Of late, there is a tremendous hype about how Generative AI can do this, Generative AI can do that, etc. Most organizations who are anxious to get on the bandwagon have begun to realize that their data estate is not quite ready. Hitherto, CIOs have always put on the back burner any enterprise attempt at data management. It has always been a “surgical fix” designed to mitigate issues occurring at a point in time. Data management strategies abound but there are not many examples of successful data management implementations of these well researched (mostly) strategies. Why? There was no sense of urgency because the organization could always make do with workarounds and short-term fixes. They could never convince their CFO that a reliable and trustworthy data estate can indeed reap returns for the company.

Data readiness is clearly the foundation for unlocking the true business value of generative AI. The underlying models rely on large amounts of data to learn patterns and make appropriate deductions relevant to the business. If the data used to train the model is inaccurate, incomplete, or biased, the outputs will be flawed and potentially unusable. It is one thing for a public LLM like ChatGPT or Gemini to give you erroneous information, but it is another thing for businesses to rely on the model outputs to run their business. It is not just “Garbage In, Garbage Out” anymore but it is more like F.O.U.L. data (data that results in Fractured Outcomes and Unforeseen Losses).
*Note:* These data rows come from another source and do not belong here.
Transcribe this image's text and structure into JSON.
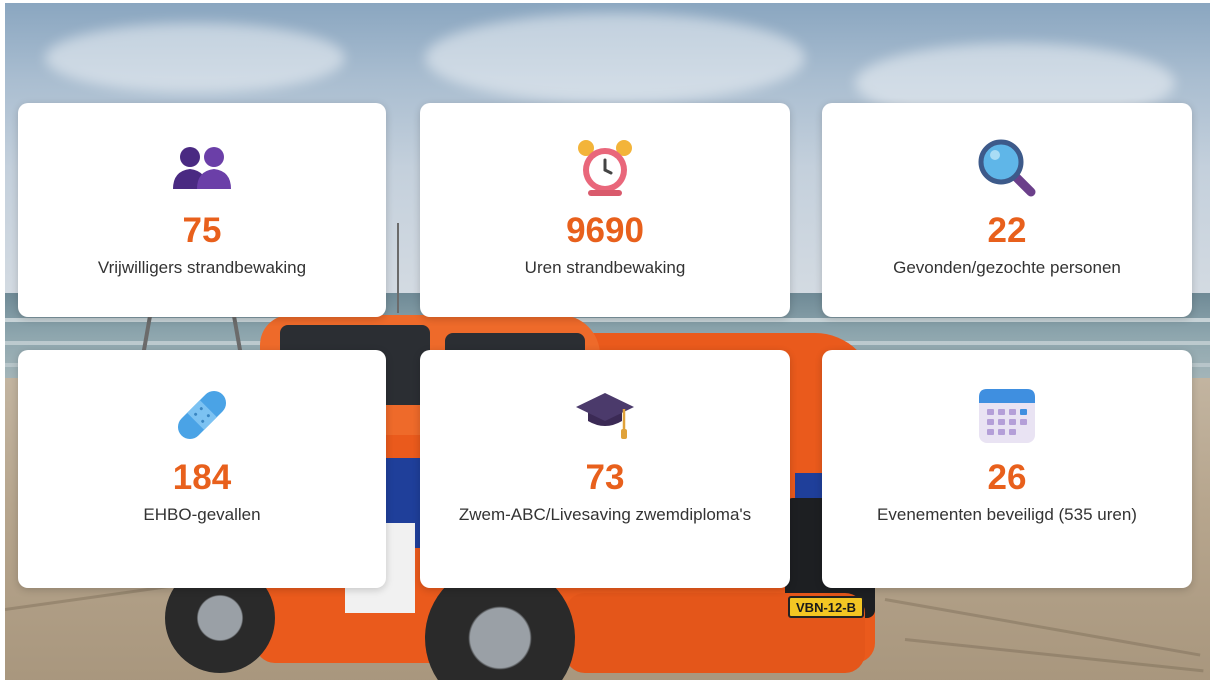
{
  "background": {
    "plate_text": "VBN-12-B"
  },
  "stats": [
    {
      "icon": "people-icon",
      "value": "75",
      "label": "Vrijwilligers strandbewaking"
    },
    {
      "icon": "alarm-clock-icon",
      "value": "9690",
      "label": "Uren strandbewaking"
    },
    {
      "icon": "magnifying-glass-icon",
      "value": "22",
      "label": "Gevonden/gezochte personen"
    },
    {
      "icon": "bandage-icon",
      "value": "184",
      "label": "EHBO-gevallen"
    },
    {
      "icon": "graduation-cap-icon",
      "value": "73",
      "label": "Zwem-ABC/Livesaving zwemdiploma's"
    },
    {
      "icon": "calendar-icon",
      "value": "26",
      "label": "Evenementen beveiligd (535 uren)"
    }
  ],
  "colors": {
    "accent": "#e8601c",
    "card_bg": "#ffffff",
    "label_text": "#333333"
  }
}
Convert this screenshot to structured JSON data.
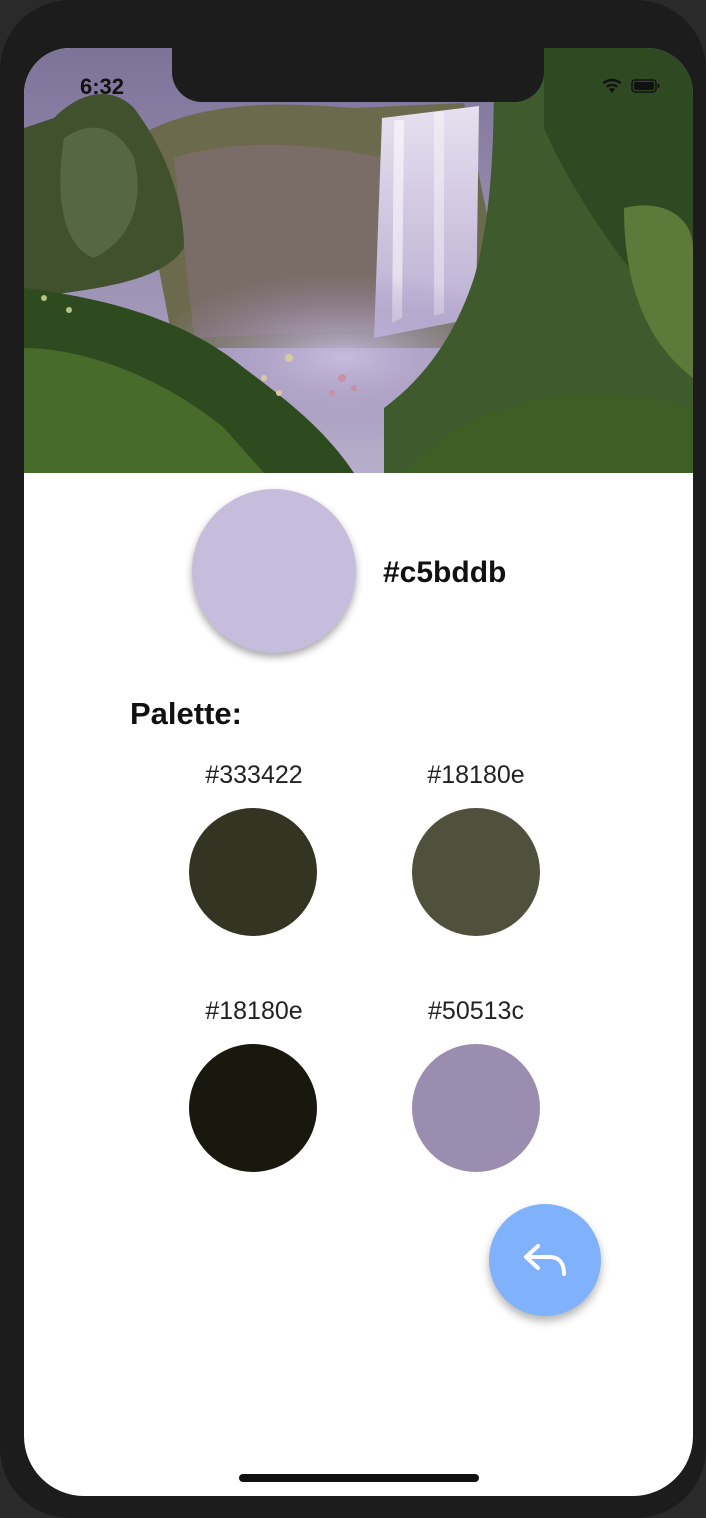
{
  "status_bar": {
    "time": "6:32",
    "icons": [
      "wifi-icon",
      "battery-icon"
    ]
  },
  "hero_image": {
    "subject": "waterfall-landscape"
  },
  "main_color": {
    "hex": "#c5bddb",
    "swatch_color": "#c5bddb"
  },
  "palette": {
    "title": "Palette:",
    "items": [
      {
        "label": "#333422",
        "color": "#333422"
      },
      {
        "label": "#18180e",
        "color": "#50513c"
      },
      {
        "label": "#18180e",
        "color": "#18180e"
      },
      {
        "label": "#50513c",
        "color": "#9b8db0"
      }
    ]
  },
  "fab": {
    "icon": "reply-arrow-icon",
    "color": "#7fb2fb"
  },
  "colors": {
    "device_frame": "#1c1c1c",
    "background": "#ffffff",
    "text": "#111111"
  }
}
So what then are the benefits of data readiness? There are at least four that come to mind:

  1. Clean, unambiguous and high-quality data allows generative AI models to learn more effectively, leading to more accurate, relevant, and creative outputs.  This results in improved model performance which translates to better business results.
  2. Carefully curated data ensures that generative AI models don’t perpetuate stereotypes or generate discriminatory outputs. Reducing bias is crucial for ethical considerations and maintaining trust with your users.
  3. Data in the right format is easier for generative AI models to process, leading to faster training times and improved overall efficiency. This allows one to test the results of the models and refine them more quickly.
  4. Investing in data readiness upfront can reduce costs in the long run. Cleaning and correcting messy data after the fact is more expensive and time-consuming than preparing it properly before training models.

Data Readiness for Generative AI requires a multi-faceted approach:

  • Data Collection: Gather relevant data from reliable sources and ensure it aligns with the intended use case.
  • Data Cleaning: Clean data to remove errors, inconsistencies, and missing values.
  • Data Labeling: If the model requires labeled data, ensure accurate and consistent labeling to avoid confusing the model.
  • Data Governance: Establish data governance practices to ensure data quality, security, and compliance with regulations.

In conclusion, it is not just enough to sit on troves of data and except to do the Gen AI magic on top of them. IT will need to prioritize data readiness through effective data management strategies if they want to help businesses unlock the full potential of generative AI and achieve significant improvements in efficiency, innovation, and overall business value.